LONDON – UK Government ministers meet with union leaders on Monday to end a wave of strikes that have paralyzed the rail network and strained the overburdened health system.
Health Secretary Steve Barclay is holding talks with health workers’ unions, while other ministers are meeting with rail unions, which have been staging months of strikes, and unions who are considering teachers’ walkouts in classrooms.
Britain is experiencing its biggest wave of strikes in decades, with airport baggage handlers, border guards, driving instructors, bus drivers and postal workers quitting their jobs to demand higher wages.
Nurses and ambulance workers are locked in a dispute with the state-funded National Health Service as they plead for pay rises to keep up with the rising cost of living.
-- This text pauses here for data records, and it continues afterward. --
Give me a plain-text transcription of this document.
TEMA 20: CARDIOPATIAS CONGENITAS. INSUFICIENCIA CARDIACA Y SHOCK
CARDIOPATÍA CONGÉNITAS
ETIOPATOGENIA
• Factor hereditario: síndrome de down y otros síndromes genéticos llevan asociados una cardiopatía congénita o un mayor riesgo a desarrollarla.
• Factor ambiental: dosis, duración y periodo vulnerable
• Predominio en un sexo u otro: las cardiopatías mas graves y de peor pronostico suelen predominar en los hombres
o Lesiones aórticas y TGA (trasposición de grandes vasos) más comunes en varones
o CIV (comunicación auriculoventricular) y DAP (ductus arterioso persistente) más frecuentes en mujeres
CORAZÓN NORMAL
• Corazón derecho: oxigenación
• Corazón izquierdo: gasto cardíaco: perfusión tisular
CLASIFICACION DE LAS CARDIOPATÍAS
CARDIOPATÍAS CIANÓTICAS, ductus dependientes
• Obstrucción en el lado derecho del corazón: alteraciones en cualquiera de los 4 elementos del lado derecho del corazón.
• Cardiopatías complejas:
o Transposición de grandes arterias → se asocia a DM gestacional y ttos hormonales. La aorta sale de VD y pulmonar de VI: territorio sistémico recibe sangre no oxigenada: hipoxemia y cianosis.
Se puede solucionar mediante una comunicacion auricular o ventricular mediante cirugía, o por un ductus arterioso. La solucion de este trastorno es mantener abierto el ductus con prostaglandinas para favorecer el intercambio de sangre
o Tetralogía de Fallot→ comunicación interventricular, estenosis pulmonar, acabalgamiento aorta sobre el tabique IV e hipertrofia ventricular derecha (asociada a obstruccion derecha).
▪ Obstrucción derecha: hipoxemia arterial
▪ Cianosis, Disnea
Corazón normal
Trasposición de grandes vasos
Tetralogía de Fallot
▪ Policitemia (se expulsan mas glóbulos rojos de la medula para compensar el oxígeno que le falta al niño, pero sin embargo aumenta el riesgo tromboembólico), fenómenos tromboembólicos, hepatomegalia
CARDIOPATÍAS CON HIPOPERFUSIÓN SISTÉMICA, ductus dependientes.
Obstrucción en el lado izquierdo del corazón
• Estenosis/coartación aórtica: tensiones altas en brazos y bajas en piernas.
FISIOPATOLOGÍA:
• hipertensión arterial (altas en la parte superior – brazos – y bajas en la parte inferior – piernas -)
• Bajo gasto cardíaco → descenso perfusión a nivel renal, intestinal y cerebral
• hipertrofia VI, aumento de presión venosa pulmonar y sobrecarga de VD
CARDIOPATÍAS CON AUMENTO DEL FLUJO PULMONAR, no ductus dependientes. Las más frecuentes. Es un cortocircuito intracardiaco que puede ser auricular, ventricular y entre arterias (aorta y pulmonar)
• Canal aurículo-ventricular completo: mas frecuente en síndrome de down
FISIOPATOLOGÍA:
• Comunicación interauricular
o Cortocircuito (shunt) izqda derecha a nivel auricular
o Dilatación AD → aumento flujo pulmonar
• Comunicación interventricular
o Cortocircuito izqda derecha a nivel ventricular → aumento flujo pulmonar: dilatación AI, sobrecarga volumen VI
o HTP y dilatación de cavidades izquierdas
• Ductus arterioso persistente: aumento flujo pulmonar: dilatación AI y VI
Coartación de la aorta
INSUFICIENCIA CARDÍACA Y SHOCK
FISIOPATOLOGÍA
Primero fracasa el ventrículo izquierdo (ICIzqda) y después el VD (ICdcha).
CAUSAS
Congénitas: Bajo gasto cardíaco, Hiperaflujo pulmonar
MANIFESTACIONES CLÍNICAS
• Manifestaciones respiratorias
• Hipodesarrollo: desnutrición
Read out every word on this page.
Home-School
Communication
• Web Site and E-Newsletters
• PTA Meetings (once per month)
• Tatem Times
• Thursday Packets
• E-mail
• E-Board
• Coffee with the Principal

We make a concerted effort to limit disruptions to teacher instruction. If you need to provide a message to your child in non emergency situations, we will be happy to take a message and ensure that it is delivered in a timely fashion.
Inflation in the UK hit a 41-year high of 11.1% late last year, on the back of soaring energy and food costs.
Pat Cullen, leader of the Royal College of Nursing union, said she saw a “spark of optimism” in Prime Minister Rishi Sunak’s statement on Sunday that he was ready to discuss “affordable and responsible” wage demands. The Conservative government has so far insisted it will only discuss wage rates for the 2023-24 fiscal year, which begins in April, and not for the current year.
But the government has angered unions with plans to make it harder for key workers to strike by imposing “minimum safety levels” for firefighters, ambulances and railroads to comply with during a strike.
A breakthrough on Monday seemed unlikely and unions said the talks would not prevent a new nurses’ strike planned for Wednesday. Ambulance staff are due to roll out again next week, and junior doctors are voting on whether to go on strike later this year.
The strikes have added strain to a healthcare system already facing multiple pressures, including rising demand for care following the easing of pandemic restrictions; a surge in influenza and other winter viruses after two years of lockdown; and staff shortages due to pandemic burnout and a shortage of post-Brexit European workers in the UK
Thousands of hospital beds are occupied by dischargeable people who have nowhere to go due to a lack of long-term care places. This has resulted in ambulances being stuck outside hospitals with patients who cannot be admitted, and in turn people with health emergencies having to wait hours for ambulances to arrive.